Fingers tangling in her hair, tipping her head back to expose her neck to Hawke's assault: licking, sucking, kissing, biting. Not gentle, but so very, very wonderful, and Merrill dug her nails into Hawke's shoulders, urging her on, begging her with wordless cries and gasps, the rocking of her hips growing more desperate.
"Hawke, please...I need...I need!" Seconds later, fingers were pushing into her, a groan thrumming in Hawke's chest at the slickness she encountered, and then her lips closed over a breast, teeth and tongue working feverishly at the nipple while her fingers began to thrust, deep and hard, her hips driving the penetration, Merrill meeting every thrust with one of her own, feeling the delicious tension beginning to coil low in her body.
"Harder!" she demanded, and her lover obliged, sweat glistening on their bodies in the firelight as the cloak was thrown to the side. Fingers filled her again and again, and now a thumb pressed between her slick folds, finding the swollen nub at her center and stroking it in relentless circles, and she threw her head back, screaming as her release shattered her, her body arching, bucking, shuddering, her nails digging furrows into Hawke's back.
She sank back, her body trembling and nearly boneless as Hawke's head dropped to her breast. She let her fingers trail through the tangled locks as they lay entwined, the breakneck rhythm of heart and lung slowly returning to a more normal cadence. After a time, Kayless lifted her head, blue eyes watching her tenderly, reaching up to brush a thumb along the curve of her lower lip.
"I've wanted to do that for so long now," she murmured.
"I've wanted you to," Merrill agreed, then, shyly, "Does this...mean that I'm yours now?" Hawke had never been one for exclusivity, but Merrill wasn't sure that she could bear knowing that Kayless was doing such things with anyone else. Not now.
"No." Merrill's heart sank at the soft reply, but Hawke pushed herself up until she was looking down into the elf's eyes. "It means that I'm yours. Yours, and no one else's, for as long as you want me." Lips brushing over hers. "I love you," carried on a soft breath against her skin.
"And I love you, ma vhenan." The first time she had dared utter the endearment aloud. "What do we do now?" Kayless Hawke...hers? The notion had never been one that she had let herself even contemplate.

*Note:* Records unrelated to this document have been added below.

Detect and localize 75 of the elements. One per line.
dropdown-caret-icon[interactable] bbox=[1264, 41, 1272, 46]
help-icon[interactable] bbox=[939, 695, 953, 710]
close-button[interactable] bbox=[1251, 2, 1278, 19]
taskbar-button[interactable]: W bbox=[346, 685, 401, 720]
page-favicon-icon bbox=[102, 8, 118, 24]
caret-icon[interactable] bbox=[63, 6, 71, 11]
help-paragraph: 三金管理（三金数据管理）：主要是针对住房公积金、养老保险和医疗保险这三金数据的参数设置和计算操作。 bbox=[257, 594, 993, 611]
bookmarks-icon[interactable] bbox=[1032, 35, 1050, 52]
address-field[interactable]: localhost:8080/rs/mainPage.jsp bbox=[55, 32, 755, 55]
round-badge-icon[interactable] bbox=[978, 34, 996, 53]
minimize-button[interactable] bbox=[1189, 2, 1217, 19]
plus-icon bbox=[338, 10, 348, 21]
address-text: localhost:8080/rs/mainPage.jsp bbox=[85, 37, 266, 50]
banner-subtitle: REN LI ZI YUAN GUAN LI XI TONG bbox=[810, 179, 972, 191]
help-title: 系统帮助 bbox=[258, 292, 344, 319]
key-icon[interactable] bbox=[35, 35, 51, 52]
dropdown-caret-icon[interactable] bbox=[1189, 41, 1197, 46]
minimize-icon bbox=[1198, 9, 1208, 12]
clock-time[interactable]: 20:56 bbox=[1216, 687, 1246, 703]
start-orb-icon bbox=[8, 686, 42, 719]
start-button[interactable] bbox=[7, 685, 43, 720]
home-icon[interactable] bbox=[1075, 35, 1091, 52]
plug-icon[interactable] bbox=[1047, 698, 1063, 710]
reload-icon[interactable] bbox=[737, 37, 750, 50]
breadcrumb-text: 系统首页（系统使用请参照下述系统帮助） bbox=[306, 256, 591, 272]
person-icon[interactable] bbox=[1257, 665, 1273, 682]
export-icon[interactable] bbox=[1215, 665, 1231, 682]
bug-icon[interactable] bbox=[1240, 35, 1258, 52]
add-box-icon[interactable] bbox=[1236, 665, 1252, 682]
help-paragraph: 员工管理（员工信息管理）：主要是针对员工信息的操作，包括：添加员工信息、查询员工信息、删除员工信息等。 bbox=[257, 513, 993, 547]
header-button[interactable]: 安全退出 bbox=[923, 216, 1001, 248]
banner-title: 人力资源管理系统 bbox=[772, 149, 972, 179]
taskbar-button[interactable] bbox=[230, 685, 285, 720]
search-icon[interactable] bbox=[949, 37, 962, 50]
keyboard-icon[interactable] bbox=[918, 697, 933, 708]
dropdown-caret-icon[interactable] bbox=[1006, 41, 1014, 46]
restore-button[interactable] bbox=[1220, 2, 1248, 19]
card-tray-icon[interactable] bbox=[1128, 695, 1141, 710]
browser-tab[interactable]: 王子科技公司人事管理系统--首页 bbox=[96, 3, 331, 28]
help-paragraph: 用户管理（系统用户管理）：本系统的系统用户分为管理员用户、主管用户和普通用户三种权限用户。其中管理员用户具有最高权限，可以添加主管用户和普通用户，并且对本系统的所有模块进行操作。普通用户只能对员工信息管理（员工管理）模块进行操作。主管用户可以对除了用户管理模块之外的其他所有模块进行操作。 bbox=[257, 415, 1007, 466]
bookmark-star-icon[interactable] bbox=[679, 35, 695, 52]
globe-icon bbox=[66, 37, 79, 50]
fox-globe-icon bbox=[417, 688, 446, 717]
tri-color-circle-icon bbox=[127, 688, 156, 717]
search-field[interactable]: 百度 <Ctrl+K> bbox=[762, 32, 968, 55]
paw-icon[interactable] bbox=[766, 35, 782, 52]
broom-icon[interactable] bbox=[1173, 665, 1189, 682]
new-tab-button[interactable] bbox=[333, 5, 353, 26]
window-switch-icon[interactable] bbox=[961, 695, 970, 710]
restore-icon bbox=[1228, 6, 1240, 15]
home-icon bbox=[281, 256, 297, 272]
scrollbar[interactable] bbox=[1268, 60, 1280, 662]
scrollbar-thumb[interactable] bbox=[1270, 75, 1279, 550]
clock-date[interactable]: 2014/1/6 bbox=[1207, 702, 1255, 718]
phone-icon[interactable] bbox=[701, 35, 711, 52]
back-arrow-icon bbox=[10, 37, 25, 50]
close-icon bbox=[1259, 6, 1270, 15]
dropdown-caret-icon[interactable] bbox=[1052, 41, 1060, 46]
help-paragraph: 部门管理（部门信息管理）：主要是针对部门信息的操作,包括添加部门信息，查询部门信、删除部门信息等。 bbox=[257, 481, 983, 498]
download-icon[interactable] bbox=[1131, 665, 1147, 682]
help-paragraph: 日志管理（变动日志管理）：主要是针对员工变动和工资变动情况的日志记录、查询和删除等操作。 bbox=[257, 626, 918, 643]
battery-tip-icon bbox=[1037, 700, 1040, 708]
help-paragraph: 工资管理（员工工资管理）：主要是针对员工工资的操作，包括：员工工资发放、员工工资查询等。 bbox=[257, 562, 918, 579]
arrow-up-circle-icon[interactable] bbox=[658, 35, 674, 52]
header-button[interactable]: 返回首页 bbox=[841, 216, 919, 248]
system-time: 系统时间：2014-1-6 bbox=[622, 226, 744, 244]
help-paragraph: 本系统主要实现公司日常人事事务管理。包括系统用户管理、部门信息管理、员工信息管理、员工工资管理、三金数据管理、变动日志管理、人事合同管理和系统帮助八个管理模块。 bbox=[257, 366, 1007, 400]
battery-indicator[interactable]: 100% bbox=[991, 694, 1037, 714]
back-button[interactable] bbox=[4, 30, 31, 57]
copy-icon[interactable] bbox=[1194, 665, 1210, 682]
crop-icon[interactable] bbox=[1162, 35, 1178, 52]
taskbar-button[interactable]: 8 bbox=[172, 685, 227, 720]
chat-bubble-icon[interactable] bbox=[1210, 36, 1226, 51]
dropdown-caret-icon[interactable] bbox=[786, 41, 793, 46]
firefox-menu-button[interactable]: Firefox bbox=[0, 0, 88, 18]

"Well, there's my mother to scandalize," Hawke smirked, though there was a shadow of bitterness in her eyes as she spoke the words. "I hope you don't mind me moving in with you; at least then, I'll be able to make sure you're well fed. We get to put up with 'Bela acting smug; she's been at me for weeks to do this, so she'll take full credit, I'm sure. There's a mirror to fix, and the demon to watch out for." She lowered her head, brushing soft kisses over Merrill's face. "But right now, I'm thinking that this storm will take a few days to blow itself out. Fortunately, I brought food," she added, nodding toward a pack that leaned against the cave wall, "and I gathered plenty of firewood, so we just have to come up with a way to pass the time." She drew the cloak back over them both, her lips nuzzling along Merrill's neck while her hands began moving over the elf's body, quickly reigniting the embers of desire. "Think we can manage?"
"Yes," Merrill breathed, letting her own hands begin to explore the planes and curves of her lover's body. "I think we'll manage quite nicely."